Last week the national trades training institution Te Pūkenga announced 400 sackings to rein in a $63 million deficit. Hundreds of university jobs are also being axed, following 1,000 jobs lost during the height of the pandemic. Recent cuts include 230 at Victoria University of Wellington (VUW), announced Wednesday, over 200 at Otago, 170 at Auckland University of Technology and 37 at Massey University.
Morgan Godfery, a VUW academic and columnist for Stuff and the Guardian, wrote on Twitter that the Labour government is “passively presiding over the collapse of tertiary and vocational education, the slow degradation of primary and secondary education,” as well as health services.
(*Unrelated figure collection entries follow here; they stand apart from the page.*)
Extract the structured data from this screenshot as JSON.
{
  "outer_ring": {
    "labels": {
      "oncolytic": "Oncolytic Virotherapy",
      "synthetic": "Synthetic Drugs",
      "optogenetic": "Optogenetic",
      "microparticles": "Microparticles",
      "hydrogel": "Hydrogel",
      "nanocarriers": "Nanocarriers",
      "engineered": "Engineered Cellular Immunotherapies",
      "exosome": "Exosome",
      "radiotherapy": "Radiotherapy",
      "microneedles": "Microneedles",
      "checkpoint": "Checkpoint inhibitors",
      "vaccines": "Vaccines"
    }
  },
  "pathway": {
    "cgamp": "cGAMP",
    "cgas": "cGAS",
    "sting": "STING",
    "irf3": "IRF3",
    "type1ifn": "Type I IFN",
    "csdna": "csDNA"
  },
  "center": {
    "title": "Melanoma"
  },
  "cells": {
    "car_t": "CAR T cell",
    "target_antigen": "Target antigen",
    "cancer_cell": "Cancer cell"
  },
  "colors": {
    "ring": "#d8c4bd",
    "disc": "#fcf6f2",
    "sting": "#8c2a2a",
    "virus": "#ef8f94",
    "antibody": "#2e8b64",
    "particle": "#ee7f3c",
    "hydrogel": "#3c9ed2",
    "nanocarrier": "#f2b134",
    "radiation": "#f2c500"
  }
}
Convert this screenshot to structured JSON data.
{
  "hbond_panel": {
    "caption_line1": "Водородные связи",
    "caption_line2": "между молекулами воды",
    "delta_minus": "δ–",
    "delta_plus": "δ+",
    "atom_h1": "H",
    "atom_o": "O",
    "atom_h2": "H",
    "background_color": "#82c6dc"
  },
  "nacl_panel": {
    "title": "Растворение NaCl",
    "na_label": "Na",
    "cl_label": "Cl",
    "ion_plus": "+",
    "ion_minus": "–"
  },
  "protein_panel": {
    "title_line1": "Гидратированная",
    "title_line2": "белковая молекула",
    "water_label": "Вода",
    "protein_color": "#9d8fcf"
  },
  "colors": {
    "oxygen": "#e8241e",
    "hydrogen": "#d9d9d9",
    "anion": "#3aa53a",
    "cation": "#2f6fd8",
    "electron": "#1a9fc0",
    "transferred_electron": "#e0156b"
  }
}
In fact, there is nothing “passive” about this historic assault, which is a deliberate class policy. The Labour government’s May budget cut funding for education and health, relative to inflation, and the government has entirely dismantled its COVID-19 public health measures. Billions, meanwhile, are being poured into the military as it collaborates with NATO in the war against Russia and cements its alliance with US imperialism against China.